Remember the “DeepSeek moment?” The Chinese start-up announced in early 2025 that it had created an artificial intelligence model that could rival ChatGPT. Not only that, it had created it at a fraction of the cost of its American competitors.
If China had been considered behind the United States on A.I., DeepSeek changed that. Almost instantly, its model became the most downloaded free app in the U.S. Some in Silicon Valley started calling it “A.I.’s Sputnik moment.”
DeepSeek released its latest model last week. Today, my colleague Meaghan Tobin, who covers technology in Asia, writes about how DeepSeek’s models have not just put China and the U.S. neck and neck in the A.I. race — but revolutionized the nature of the race itself.
What DeepSeek really changed about the global A.I. race
By Meaghan Tobin
Early last year, the Chinese start-up Deep Seek sent tech stocks around the globe plummeting when it announced it had spent far less on computer chips when building its new artificial intelligence models than American rivals like Anthropic and OpenAI. The DeepSeek moment, analysts thought at the time, heralded a major shift in the global tech landscape.
A little more than a year later — and in the aftermath of the release of DeepSeek’s highly anticipated newest model late last month — it’s clear that DeepSeek has indeed transformed the global tech landscape. It just hasn’t been in the way analysts anticipated.
Instead of pushing A.I. companies to be more efficient with their computer chips, DeepSeek has revealed the benefits of making the details of this technology widely available to the public.
Until DeepSeek, the details of the world’s top performing A.I. systems were, for the most part, closely held company secrets. DeepSeek, by contrast, published the details of its systems for anyone to use and build upon — a practice called open source.
In the months since, its models have become some of the most widely used open-source A.I. systems in the world. And the DeepSeek moment kicked off a surprising shift. While American companies have kept their best models closed, A.I. has become one area where China — a country known for its strict government controls on technology and information — has embraced openness.
The Big Mac of A.I.
Open source is an idea as old as the internet itself.
The top American A.I. companies say only a few people should be able to have access to the full details of a technology that has the potential to be extraordinarily powerful, even dangerous. But many proponents of open source argue that technology both improves more quickly, and is actually safer, when it is shared and transparent.
At first, many Chinese companies turned to open source because it was easier to build something on top of a foundation laid by others. But the competition to build the best A.I. quickly became a geopolitical struggle. And Chinese officials began to see the open-source nature of their country’s models as a potential soft-power win.
For developers and app builders around the globe, these models have made A.I. cheaper and more accessible. People working on building A.I. apps in Nigeria, Malaysia and Brazil — as well as the U.S. — have found that using Chinese models can be more than 90 percent cheaper than paying to build with, for example, OpenAI’s technology.
China has put billions toward the goal of becoming an A.I. superpower. Being known as the birthplace of a popular, widely available A.I. system could help cement that image for people using the technology all over the world. One tech investor I spoke to likened the soft power of open-source A.I. to the impact of Hollywood movies and Big Macs.
In the months after the initial DeepSeek release, Chinese tech companies released dozens of other open-source models. By the end of last year, about a third of all global A.I. usage involved Chinese open-source models.
Not everyone is on board with using Chinese A.I. Government agencies in South Korea, Taiwan and Australia have told their employees not to use DeepSeek’s models over concerns about the company’s approach to security and data protection.

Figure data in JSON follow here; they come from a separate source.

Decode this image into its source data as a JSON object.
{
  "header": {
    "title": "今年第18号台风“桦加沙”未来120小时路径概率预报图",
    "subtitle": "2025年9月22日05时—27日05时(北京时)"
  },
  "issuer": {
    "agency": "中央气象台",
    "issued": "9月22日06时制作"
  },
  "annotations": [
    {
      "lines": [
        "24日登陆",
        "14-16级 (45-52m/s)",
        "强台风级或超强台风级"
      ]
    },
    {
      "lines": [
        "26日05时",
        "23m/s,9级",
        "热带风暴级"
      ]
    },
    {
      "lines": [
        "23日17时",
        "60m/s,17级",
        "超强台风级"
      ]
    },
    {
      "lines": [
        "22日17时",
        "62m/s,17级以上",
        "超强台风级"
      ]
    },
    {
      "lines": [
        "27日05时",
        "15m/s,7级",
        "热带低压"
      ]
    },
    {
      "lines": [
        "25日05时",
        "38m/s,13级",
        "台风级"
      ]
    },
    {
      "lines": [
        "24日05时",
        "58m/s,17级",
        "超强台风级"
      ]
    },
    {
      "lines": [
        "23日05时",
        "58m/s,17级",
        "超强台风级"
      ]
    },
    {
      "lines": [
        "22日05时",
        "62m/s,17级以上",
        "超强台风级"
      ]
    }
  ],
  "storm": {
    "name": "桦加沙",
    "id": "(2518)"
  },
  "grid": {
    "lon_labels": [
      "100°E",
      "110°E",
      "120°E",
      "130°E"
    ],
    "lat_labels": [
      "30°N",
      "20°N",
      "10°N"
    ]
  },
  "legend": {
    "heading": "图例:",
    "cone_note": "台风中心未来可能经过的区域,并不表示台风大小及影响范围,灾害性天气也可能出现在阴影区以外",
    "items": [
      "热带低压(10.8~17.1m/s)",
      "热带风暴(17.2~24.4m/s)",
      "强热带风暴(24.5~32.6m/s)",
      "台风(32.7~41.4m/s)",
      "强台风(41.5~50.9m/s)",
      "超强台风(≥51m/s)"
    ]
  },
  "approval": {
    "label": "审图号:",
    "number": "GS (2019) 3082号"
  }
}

Silicon Valley leaders at Anthropic and OpenAI have accused DeepSeek of unfairly using their technology to build its own, and have framed the competition between American and Chinese A.I. companies as an ideological one. Sam Altman, the chief executive of OpenAI, said he wanted to “make sure democratic A.I. wins over authoritarian A.I.”
But what might matter more to most users is affordable A.I.
Move fast, but obey the rules
China’s embrace of open source isn’t as contradictory as it might seem. The technology might be open to everyone to develop, but it still has to abide by Chinese rules. If anything, it’s China’s full-throated embrace of A.I. itself that contains contradictions.
The Chinese government wants cutting-edge A.I. But A.I. is also inherently unpredictable. It will be used in ways that people haven’t even thought of yet. And China’s leadership doesn’t want new technology to disrupt the stability of Chinese society and the Communist Party’s hold over it.
The government is pushing Chinese companies to do two things at once — move fast so China can outpace international rivals, while complying with an increasingly complex set of regulations. We’ll find out if that eventually starts to hinder China in the global A.I. race.
While DeepSeek’s latest model hasn’t made as big of a splash as its earlier ones, it still performs well. It lags behind only the top models from OpenAI and Anthropic at writing computer code. And if the popularity of Chinese open-source models over the past year is any indication, maybe coders around the world don’t feel as though they need the best. They just need good enough — and cheap enough.